Voordat het college een boete oplegt, wordt onderzocht waarom de inburgeringsplichtige niet komt of onvoldoende meewerkt. De inburgeringsplichtige krijgt in een gesprek hierover de gelegenheid een verklaring te geven. Wanneer de inburgeringsplichtige niet verschijnt bij dit gesprek, biedt het college hem of haar de gelegenheid zijn of haar zienswijze binnen 7 kalenderdagen na datum van het gesprek zoals bedoelt in lid 1 van dit artikel per brief kenbaar te maken.
In de beschikking waarmee de boete wordt opgelegd, nodigt het college de inburgeringsplichtige opnieuw uit om binnen 7 kalenderdagen na datum beschikking alsnog te verschijnen of mee te werken. Wanneer de inburgeringsplichtige hieraan niet voldoet, legt het college weer een boete op met inachtneming van artikel 7.1.1 van het Besluit (recidive).
Artikel 15 Handhaving tijdens het inburgeringstraject
Voordat het college een boete oplegt, wordt onderzocht waarom de afspraken in het PIP of de afspraken over de activiteiten bij de gekozen leerroute niet zijn nagekomen. De inburgeringsplichtige krijgt in een gesprek hierover de gelegenheid een verklaring te geven. Wanneer de inburgeringsplichtige niet verschijnt bij dit gesprek, biedt het college hem of haar de gelegenheid zijn of haar zienswijze binnen 7 kalenderdagen na het laatst genoemde gesprek per brief kenbaar te maken.
Op basis van het gesprek met de inburgeringsplichtige dan wel zijn of haar schriftelijke zienswijze bepaalt het college de mate van verwijtbaarheid.

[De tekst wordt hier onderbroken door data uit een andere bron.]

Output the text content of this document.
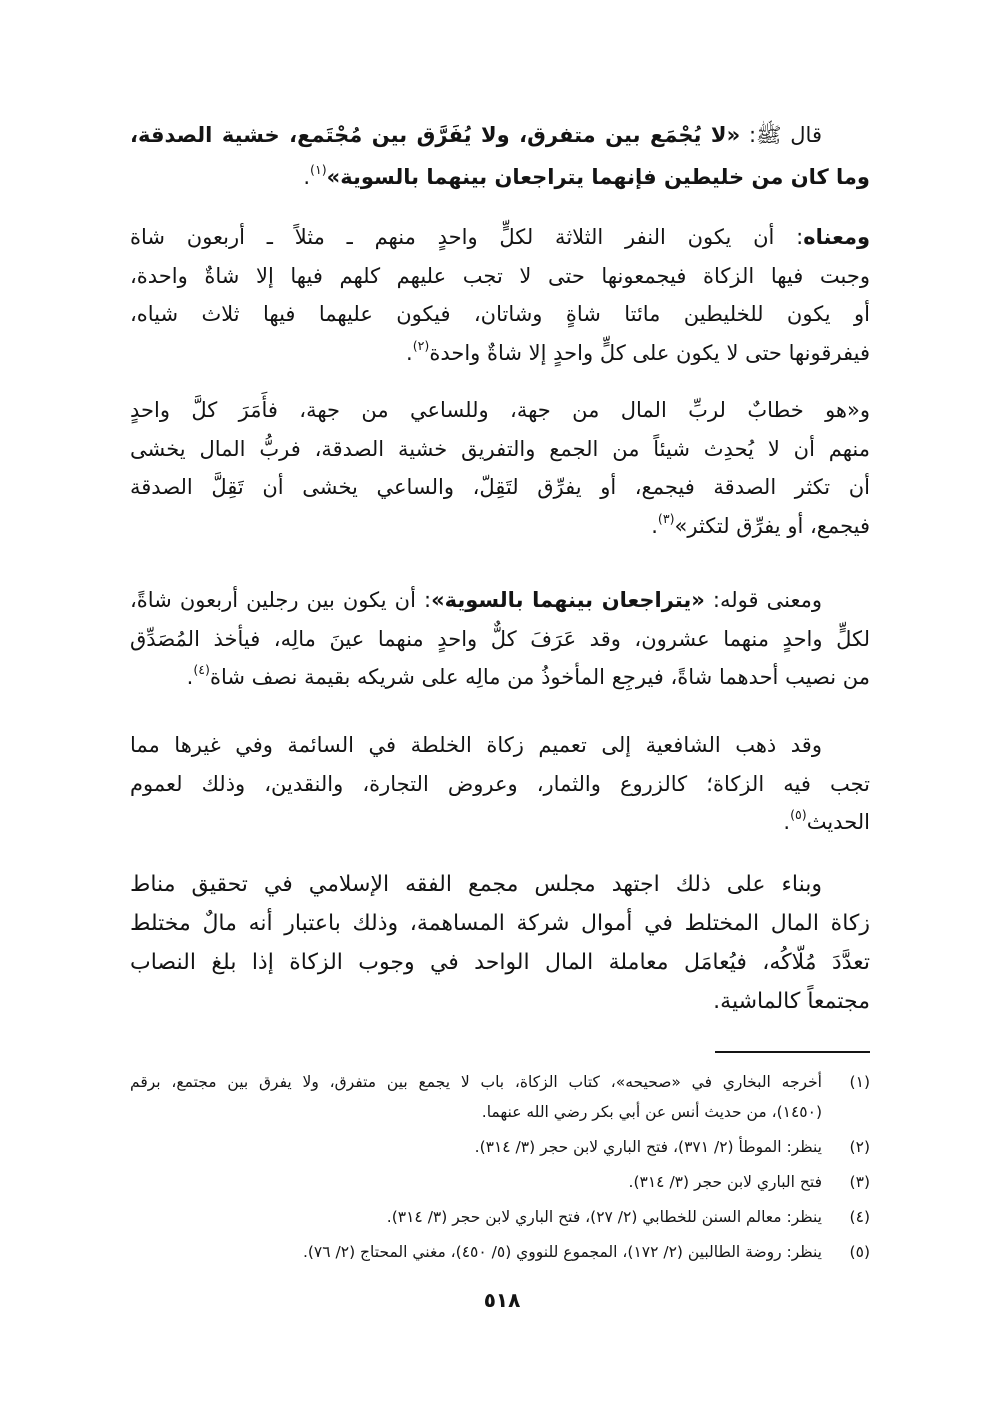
قال ﷺ: «لا يُجْمَع بين متفرق، ولا يُفَرَّق بين مُجْتَمع، خشية الصدقة،
وما كان من خليطين فإنهما يتراجعان بينهما بالسوية»$^{(١)}$.
ومعناه: أن يكون النفر الثلاثة لكلٍّ واحدٍ منهم ـ مثلاً ـ أربعون شاة
وجبت فيها الزكاة فيجمعونها حتى لا تجب عليهم كلهم فيها إلا شاةٌ واحدة،
أو يكون للخليطين مائتا شاةٍ وشاتان، فيكون عليهما فيها ثلاث شياه،
فيفرقونها حتى لا يكون على كلٍّ واحدٍ إلا شاةٌ واحدة$^{(٢)}$.
و«هو خطابٌ لربِّ المال من جهة، وللساعي من جهة، فأَمَرَ كلَّ واحدٍ
منهم أن لا يُحدِث شيئاً من الجمع والتفريق خشية الصدقة، فربُّ المال يخشى
أن تكثر الصدقة فيجمع، أو يفرِّق لتَقِلّ، والساعي يخشى أن تَقِلَّ الصدقة
فيجمع، أو يفرِّق لتكثر»$^{(٣)}$.
ومعنى قوله: «يتراجعان بينهما بالسوية»: أن يكون بين رجلين أربعون شاةً،
لكلٍّ واحدٍ منهما عشرون، وقد عَرَفَ كلٌّ واحدٍ منهما عينَ مالِه، فيأخذ المُصَدِّق
من نصيب أحدهما شاةً، فيرجِع المأخوذُ من مالِه على شريكه بقيمة نصف شاة$^{(٤)}$.
وقد ذهب الشافعية إلى تعميم زكاة الخلطة في السائمة وفي غيرها مما
تجب فيه الزكاة؛ كالزروع والثمار، وعروض التجارة، والنقدين، وذلك لعموم
الحديث$^{(٥)}$.
وبناء على ذلك اجتهد مجلس مجمع الفقه الإسلامي في تحقيق مناط
زكاة المال المختلط في أموال شركة المساهمة، وذلك باعتبار أنه مالٌ مختلط
تعدَّدَ مُلّاكُه، فيُعامَل معاملة المال الواحد في وجوب الزكاة إذا بلغ النصاب
مجتمعاً كالماشية.
(١)
أخرجه البخاري في «صحيحه»، كتاب الزكاة، باب لا يجمع بين متفرق، ولا يفرق بين مجتمع، برقم
(١٤٥٠)، من حديث أنس عن أبي بكر رضي الله عنهما.
(٢)
ينظر: الموطأ (٢/ ٣٧١)، فتح الباري لابن حجر (٣/ ٣١٤).
(٣)
فتح الباري لابن حجر (٣/ ٣١٤).
(٤)
ينظر: معالم السنن للخطابي (٢/ ٢٧)، فتح الباري لابن حجر (٣/ ٣١٤).
(٥)
ينظر: روضة الطالبين (٢/ ١٧٢)، المجموع للنووي (٥/ ٤٥٠)، مغني المحتاج (٢/ ٧٦).
٥١٨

Als er sprake is van opzet, van grove schuld, van normale verwijtbaarheid of van verminderde verwijtbaarheid stemt het college de hoogte van de boete daarop af met inachtneming van artikel 7.1 van het Besluit.
Artikel 16 Samenhang met handhaving op grond van de Participatiewet
Bij de keuze tussen i) handhaving op grond van de Participatiewet door een verlaging van de uitkering en ii) handhaving op grond van de wet via een boete weegt het college ook af welke wijze van handhaving, rekening houdend met de gevolgen hiervan voor de inburgeringsplichtige, naar haar oordeel het best bijdraagt aan het beoogde effect, te weten het succesvol voltooien van het inburgeringstraject.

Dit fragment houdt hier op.